First of all, does this mean we've lacked the ability to strike Iran's nuclear infrastructure these last several years? That would be a horrible oversight, if you ask me.

Or is this more psychological warfare?

If this is serious, it will take time to get the B-2 converted to carry the MOP. So will President Bush really open up a war with Iran (even if just the aerial kind) as the presidential campaign goes into full steam? I think not. So how on earth does a president launch a lame-duck war in November and December 2008?

On the assumption that Senator Clinton will win the 2008 presidential election, could the Bush administration cut a deal with Hillary Clinton to stand with President Bush as the President-Elect to announce the beginning of an aerial campaign to defang the mullahs in mid-November 2008? We know the President has briefed Senator Clinton quietly on foreign policy issues.

That would get the bombing out of the way and allow a president Clinton to avoid having to make that decision and enrage her own base. And it would signal the world that stopping Iran from going nuclear was a bipartisan effort.

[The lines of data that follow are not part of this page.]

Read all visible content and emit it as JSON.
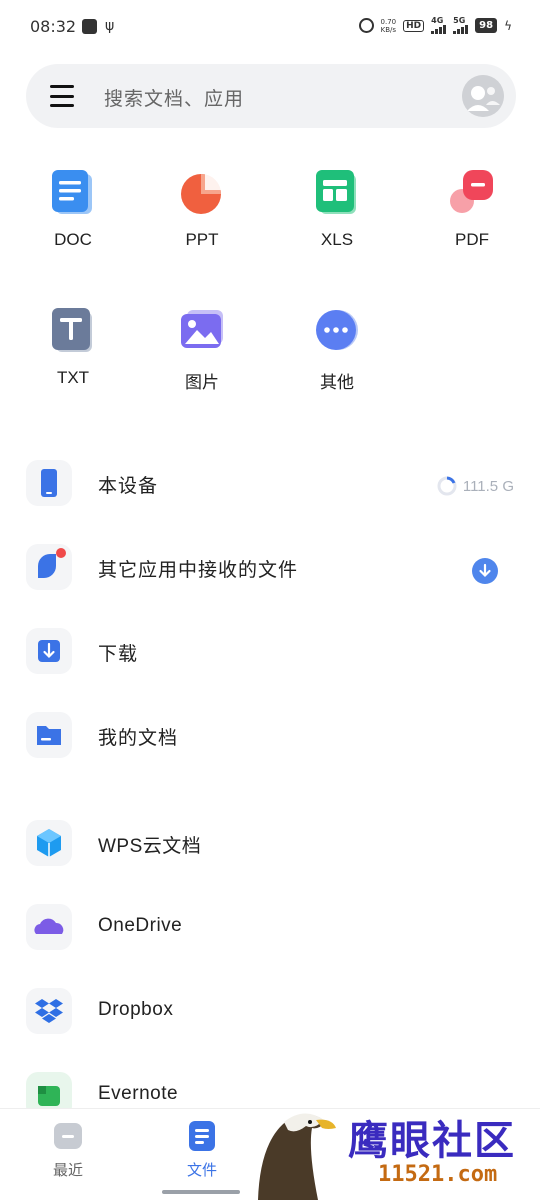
{
  "status_bar": {
    "time": "08:32",
    "speed_top": "0.70",
    "speed_bottom": "KB/s",
    "hd": "HD",
    "sig1_label": "4G",
    "sig2_label": "5G",
    "battery": "98"
  },
  "search": {
    "placeholder": "搜索文档、应用"
  },
  "file_types": [
    {
      "label": "DOC",
      "icon": "doc-icon",
      "color": "#3a8ef0"
    },
    {
      "label": "PPT",
      "icon": "ppt-icon",
      "color": "#f0603f"
    },
    {
      "label": "XLS",
      "icon": "xls-icon",
      "color": "#1fbf7a"
    },
    {
      "label": "PDF",
      "icon": "pdf-icon",
      "color": "#f0465a"
    },
    {
      "label": "TXT",
      "icon": "txt-icon",
      "color": "#6b7b9a"
    },
    {
      "label": "图片",
      "icon": "image-icon",
      "color": "#7b6cf0"
    },
    {
      "label": "其他",
      "icon": "more-icon",
      "color": "#5b7ef2"
    }
  ],
  "locations": [
    {
      "label": "本设备",
      "icon": "phone-icon",
      "storage": "111.5 G"
    },
    {
      "label": "其它应用中接收的文件",
      "icon": "received-icon"
    },
    {
      "label": "下载",
      "icon": "download-icon"
    },
    {
      "label": "我的文档",
      "icon": "folder-icon"
    }
  ],
  "cloud": [
    {
      "label": "WPS云文档",
      "icon": "wps-cloud-icon"
    },
    {
      "label": "OneDrive",
      "icon": "onedrive-icon"
    },
    {
      "label": "Dropbox",
      "icon": "dropbox-icon"
    },
    {
      "label": "Evernote",
      "icon": "evernote-icon"
    }
  ],
  "bottom_nav": [
    {
      "label": "最近",
      "icon": "recent-icon",
      "active": false
    },
    {
      "label": "文件",
      "icon": "files-icon",
      "active": true
    }
  ],
  "watermark": {
    "title": "鹰眼社区",
    "url": "11521.com"
  },
  "colors": {
    "accent": "#3b73e6",
    "badge_red": "#f04a4a"
  }
}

And perhaps Hillary Clinton would agree to stand with President Bush even if she loses while the president allows the Republican victor to start their presidency without an Iranian atomic bomb looming over him.

I continue to hope that after all this time, our CIA will prove to be an actual asset instead of a waste of money. I hope we can help our friends inside Iran toss the mullahs out on their butts, and that any military force we use will be in support of a military coup or a revolution.

But if the choice is between a war and Iran with nukes, I'll choose a war with Iran. It's an easy choice, since if Iran gets nukes, we'll have that war anyway--but on Iran's timetable.